The doctors pressured me to take their strong advice to abort my daughter.  I was devastated, numb, and confused. I could not believe that at six months along in my pregnancy, I was being asked to kill my daughter. I am sorry to say I gave in after being pressured by the medical field.

I was put into a room in a Toronto hospital, where they started an IV to induce labour. Several hours later, alone in the room, I delivered my daughter. The nurse came in and placed her in my arms and my daughter stopped breathing.

It was all over. The nurse took some pictures, gave them to me, and took her away. She was gone.  I was told I could leave in the morning and nothing else was said about my baby. I felt empty, alone, and sad.

I didn't know how to go home and explain this to my four sons. Depression and tears filled my days and the emptiness inside of me from what I had done was destroying my ability to function.

Years later, due to my father’s illness and death, he had asked me to return to church. As I entered the church, my heart was overwhelmed and all I could do was cry.
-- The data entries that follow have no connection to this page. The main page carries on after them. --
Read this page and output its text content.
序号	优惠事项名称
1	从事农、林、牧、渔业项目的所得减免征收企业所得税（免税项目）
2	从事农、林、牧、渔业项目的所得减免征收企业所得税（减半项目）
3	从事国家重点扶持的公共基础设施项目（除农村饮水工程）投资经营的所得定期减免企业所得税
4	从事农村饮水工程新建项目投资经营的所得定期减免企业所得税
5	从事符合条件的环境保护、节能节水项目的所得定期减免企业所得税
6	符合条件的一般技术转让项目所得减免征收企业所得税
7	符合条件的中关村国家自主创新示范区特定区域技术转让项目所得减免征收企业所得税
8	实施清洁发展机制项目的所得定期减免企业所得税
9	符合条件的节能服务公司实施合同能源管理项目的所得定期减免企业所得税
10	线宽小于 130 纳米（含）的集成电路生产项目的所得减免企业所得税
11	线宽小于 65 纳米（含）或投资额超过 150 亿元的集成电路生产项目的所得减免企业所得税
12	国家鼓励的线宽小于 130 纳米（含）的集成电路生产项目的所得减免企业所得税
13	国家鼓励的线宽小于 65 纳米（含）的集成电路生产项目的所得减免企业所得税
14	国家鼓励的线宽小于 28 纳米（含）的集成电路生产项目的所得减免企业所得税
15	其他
One Tuesday afternoon, my parish priest, Fr. Owen Keenan, came in and sat beside me. We talked, and without really saying the word "abortion", I expressed my sadness and hurt and pain, and he knew I needed help. He asked me if I trusted him and I said I did. He gave me a paper with an address and directions to meet with people who could help me. That help was Second Chance post-abortion healing ministry – without this, I may not have been here today.

I want YOU to know that help is available and we are not alone. I regret my abortion and I am silent no more.